For Spitamenes: Philip II- Momments in the excavation

Discuss Philip's achievements and Macedonia pre-Alexander

Moderator: pothos moderators

Post Reply
system1988
Hetairos (companion)
Posts: 597
Joined: Sun Feb 06, 2011 11:20 am
Location: Athens, Greece

For Spitamenes: Philip II- Momments in the excavation

Post by system1988 »

No comments. Comments will follow!
Attachments
picture052.jpg
picture052.jpg (80.05 KiB) Viewed 4754 times
picture050.jpg
picture050.jpg (80.44 KiB) Viewed 4754 times
picture047.jpg
picture047.jpg (53.55 KiB) Viewed 4754 times
Πάντες άνθρωποι του ειδέναι ορέγονται φύσει
User avatar
spitamenes
Hetairos (companion)
Posts: 329
Joined: Mon Mar 07, 2011 10:51 pm
Location: St.Louis, U.S.

Re: For Spitamenes: Philip II- Momments in the excavation

Post by spitamenes »

Wow, I just noticed this.. thank you very much for putting this up here!
Much appreciated! :)
User avatar
spitamenes
Hetairos (companion)
Posts: 329
Joined: Mon Mar 07, 2011 10:51 pm
Location: St.Louis, U.S.

Re: For Spitamenes: Philip II- Momments in the excavation

Post by spitamenes »

So it was completely buried then.. facade and all. That's definitely not how things are nowadays. I guess back then they had to worry about security issues too though. They couldn't really guard the tomb at all times and if it was above ground it would be a beacon for grave robbers.
I wonder if it was done secretly in an undisclosed location that the general public did not know about.

And is that gold box the one that was holding the remains of what is said to be Philip?
system1988
Hetairos (companion)
Posts: 597
Joined: Sun Feb 06, 2011 11:20 am
Location: Athens, Greece

Re: For Spitamenes: Philip II- Momments in the excavation

Post by system1988 »

spitamenes wrote:So it was completely buried then.. facade and all. That's definitely not how things are nowadays. I guess back then they had to worry about security issues too though. They couldn't really guard the tomb at all times and if it was above ground it would be a beacon for grave robbers.
I wonder if it was done secretly in an undisclosed location that the general public did not know about.

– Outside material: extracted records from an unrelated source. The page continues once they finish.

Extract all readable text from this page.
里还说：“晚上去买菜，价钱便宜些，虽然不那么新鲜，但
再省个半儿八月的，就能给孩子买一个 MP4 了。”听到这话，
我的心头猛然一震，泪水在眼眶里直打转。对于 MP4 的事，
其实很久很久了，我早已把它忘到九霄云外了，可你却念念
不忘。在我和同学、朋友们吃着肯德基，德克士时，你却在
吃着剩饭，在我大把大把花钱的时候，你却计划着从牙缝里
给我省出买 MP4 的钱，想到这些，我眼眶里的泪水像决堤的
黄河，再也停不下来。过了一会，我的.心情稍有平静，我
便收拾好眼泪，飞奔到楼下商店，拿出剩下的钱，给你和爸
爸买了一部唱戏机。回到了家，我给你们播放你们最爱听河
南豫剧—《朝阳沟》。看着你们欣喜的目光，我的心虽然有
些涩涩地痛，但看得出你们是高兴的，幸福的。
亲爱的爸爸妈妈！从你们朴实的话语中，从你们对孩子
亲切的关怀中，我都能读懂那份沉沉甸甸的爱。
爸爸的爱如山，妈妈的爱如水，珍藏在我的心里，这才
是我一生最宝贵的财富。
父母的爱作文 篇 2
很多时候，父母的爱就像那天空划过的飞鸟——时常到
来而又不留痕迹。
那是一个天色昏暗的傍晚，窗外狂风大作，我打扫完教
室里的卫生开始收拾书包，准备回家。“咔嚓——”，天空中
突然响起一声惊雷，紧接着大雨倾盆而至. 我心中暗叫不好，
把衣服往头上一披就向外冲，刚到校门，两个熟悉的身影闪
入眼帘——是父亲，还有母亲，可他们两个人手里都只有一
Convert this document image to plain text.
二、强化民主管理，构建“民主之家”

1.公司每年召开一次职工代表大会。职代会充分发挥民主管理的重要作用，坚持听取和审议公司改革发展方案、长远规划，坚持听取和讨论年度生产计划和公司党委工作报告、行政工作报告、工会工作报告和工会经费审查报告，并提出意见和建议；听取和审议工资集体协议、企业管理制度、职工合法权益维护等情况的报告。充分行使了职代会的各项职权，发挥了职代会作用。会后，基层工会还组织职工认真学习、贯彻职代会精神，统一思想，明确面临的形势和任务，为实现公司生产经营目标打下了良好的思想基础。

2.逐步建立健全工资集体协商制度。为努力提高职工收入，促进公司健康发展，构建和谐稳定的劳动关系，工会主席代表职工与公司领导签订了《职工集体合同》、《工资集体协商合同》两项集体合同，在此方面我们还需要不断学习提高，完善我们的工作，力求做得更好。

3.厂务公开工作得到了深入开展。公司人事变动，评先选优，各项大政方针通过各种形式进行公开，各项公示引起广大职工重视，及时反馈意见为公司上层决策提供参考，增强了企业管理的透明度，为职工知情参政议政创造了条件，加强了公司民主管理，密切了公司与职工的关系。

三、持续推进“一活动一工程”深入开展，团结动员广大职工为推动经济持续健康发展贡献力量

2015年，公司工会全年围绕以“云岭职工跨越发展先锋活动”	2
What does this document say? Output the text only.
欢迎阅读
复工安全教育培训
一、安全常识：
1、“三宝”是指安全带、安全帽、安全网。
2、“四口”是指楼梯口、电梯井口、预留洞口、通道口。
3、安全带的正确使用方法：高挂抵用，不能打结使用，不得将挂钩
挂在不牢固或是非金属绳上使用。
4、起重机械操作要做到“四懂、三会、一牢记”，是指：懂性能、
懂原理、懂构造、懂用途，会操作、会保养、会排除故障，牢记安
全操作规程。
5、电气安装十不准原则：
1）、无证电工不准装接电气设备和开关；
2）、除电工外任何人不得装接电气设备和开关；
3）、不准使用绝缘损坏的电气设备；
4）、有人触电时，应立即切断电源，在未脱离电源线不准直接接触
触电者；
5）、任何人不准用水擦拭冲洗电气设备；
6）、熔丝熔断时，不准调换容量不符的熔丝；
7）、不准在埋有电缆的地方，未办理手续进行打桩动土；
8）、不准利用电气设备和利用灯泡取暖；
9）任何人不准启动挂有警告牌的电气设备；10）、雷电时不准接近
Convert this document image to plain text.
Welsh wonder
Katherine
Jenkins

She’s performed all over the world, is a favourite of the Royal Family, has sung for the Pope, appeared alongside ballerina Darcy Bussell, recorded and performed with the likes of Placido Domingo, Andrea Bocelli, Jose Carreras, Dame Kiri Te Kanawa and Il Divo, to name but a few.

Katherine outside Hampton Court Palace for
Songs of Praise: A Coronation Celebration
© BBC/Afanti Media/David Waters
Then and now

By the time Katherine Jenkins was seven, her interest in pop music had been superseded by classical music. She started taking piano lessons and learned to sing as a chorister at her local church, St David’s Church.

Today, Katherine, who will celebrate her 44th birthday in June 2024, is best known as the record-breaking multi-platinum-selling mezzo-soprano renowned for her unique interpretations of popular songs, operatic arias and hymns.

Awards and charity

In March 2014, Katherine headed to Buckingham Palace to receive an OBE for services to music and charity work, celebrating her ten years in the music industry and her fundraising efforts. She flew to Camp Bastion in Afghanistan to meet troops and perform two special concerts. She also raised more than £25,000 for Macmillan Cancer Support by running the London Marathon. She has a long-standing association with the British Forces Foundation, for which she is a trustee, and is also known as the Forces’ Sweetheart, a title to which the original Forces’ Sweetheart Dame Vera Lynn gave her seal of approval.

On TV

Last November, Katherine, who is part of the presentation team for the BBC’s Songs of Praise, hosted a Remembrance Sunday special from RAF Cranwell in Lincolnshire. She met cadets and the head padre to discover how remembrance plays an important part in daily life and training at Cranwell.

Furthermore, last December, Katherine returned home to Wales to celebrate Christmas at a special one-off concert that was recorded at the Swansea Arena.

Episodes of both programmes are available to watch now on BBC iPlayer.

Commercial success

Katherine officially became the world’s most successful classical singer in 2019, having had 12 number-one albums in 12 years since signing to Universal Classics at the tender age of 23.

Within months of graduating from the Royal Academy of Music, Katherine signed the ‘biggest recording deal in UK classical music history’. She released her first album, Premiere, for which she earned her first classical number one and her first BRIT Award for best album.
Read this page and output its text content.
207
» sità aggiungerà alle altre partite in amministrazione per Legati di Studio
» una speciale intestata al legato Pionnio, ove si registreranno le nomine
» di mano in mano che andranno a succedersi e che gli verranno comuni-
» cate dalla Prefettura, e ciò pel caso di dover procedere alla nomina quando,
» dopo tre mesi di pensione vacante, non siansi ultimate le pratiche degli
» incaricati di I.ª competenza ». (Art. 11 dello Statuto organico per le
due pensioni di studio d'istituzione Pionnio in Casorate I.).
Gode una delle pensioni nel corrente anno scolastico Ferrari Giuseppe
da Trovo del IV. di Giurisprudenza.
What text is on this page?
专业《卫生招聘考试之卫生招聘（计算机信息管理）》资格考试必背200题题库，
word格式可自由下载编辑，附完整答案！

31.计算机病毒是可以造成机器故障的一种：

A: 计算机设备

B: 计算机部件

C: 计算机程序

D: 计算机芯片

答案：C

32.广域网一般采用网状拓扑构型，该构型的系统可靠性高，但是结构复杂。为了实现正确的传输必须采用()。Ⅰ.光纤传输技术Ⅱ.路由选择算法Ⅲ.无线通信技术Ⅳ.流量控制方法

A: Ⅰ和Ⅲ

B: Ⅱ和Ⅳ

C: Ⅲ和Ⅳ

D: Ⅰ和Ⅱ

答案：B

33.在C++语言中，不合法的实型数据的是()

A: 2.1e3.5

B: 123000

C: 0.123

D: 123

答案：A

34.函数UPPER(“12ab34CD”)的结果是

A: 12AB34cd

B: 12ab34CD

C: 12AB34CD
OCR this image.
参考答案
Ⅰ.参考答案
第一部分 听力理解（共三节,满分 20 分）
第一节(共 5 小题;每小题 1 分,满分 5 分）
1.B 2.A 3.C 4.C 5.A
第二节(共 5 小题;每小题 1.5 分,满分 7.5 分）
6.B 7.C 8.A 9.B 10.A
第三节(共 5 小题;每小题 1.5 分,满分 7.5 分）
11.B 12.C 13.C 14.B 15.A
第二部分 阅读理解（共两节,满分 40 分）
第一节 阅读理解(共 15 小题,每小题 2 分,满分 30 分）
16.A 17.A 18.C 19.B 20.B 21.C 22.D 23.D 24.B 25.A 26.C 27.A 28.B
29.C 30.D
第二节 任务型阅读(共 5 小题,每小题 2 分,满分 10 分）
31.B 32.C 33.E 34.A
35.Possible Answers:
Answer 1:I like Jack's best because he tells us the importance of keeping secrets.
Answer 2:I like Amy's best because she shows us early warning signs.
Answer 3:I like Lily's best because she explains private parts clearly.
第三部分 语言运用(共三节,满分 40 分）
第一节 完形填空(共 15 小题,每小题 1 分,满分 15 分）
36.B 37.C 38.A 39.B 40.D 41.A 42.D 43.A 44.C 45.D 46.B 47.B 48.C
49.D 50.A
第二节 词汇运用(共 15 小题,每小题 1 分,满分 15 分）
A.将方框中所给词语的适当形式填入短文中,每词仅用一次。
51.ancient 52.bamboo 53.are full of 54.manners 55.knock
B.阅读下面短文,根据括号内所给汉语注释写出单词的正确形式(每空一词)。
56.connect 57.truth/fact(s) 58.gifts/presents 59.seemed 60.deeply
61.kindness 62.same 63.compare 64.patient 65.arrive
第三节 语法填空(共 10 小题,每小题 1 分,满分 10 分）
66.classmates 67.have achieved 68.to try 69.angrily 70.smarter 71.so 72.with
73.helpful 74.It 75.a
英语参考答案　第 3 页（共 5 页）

And is that gold box the one that was holding the remains of what is said to be Philip?
I think that all of you are aware of these artifacts. I only chose photos of the excavation in motion. In this tombs's case we have an unusual speed of construction. The coating was quickly applied and the holes of the beams were left open. The archaeologist Andronikos who excavated the tomb interpreted that haste from focusing on Philip II and the circumstances of his death. His assassination in the theater of Aegae caused a lot of confusion. Alexander was immedietaly declared King but knew that he had many enemies to face both on the outside and on the inside. It is a given that he had to travel to Pella with all haste but he had to conclude both the funeral and the burial of his father. Thus ordered the contruction of a magnificent tomb, but, at the same time, believed that he did not have to wait for its completion. When the burial chamber was built and the coating was applied as fast as possible, Alexander performed the ceremony, closed the marble door and he could now travel to the capital of the State.

I personally believe that a lot of people (all architects and workers as well as their families etc) knew the tomb's location and thus it must have bneen a common secret.

Now the photo I am sending to you (one of the great ones I usually send to you lol) is actually a two- part (2 photos in one), the 2 pieces of the golden and red weave with which the bones of the dead queen were covered. They were found in the entrance hall's golden urn (smaller than Philip's urn). If you look carefully you will see among the design two swallows!
Attachments
picture058.jpg
picture058.jpg (72.61 KiB) Viewed 4731 times
Πάντες άνθρωποι του ειδέναι ορέγονται φύσει
User avatar
spitamenes
Hetairos (companion)
Posts: 329
Joined: Mon Mar 07, 2011 10:51 pm
Location: St.Louis, U.S.

Re: For Spitamenes: Philip II- Momments in the excavation

Post by spitamenes »

It's amazing how old that cloth is. that's something I'd like to see in person. Im sure there's plenty of things from that tomb I'd really like to look at closely. There aren't too many examples of cloth from that long ago.
Like the wooden banisters at Pompeii. That's really cool to see something that is normally very susceptible to time finding a way to survive all this time.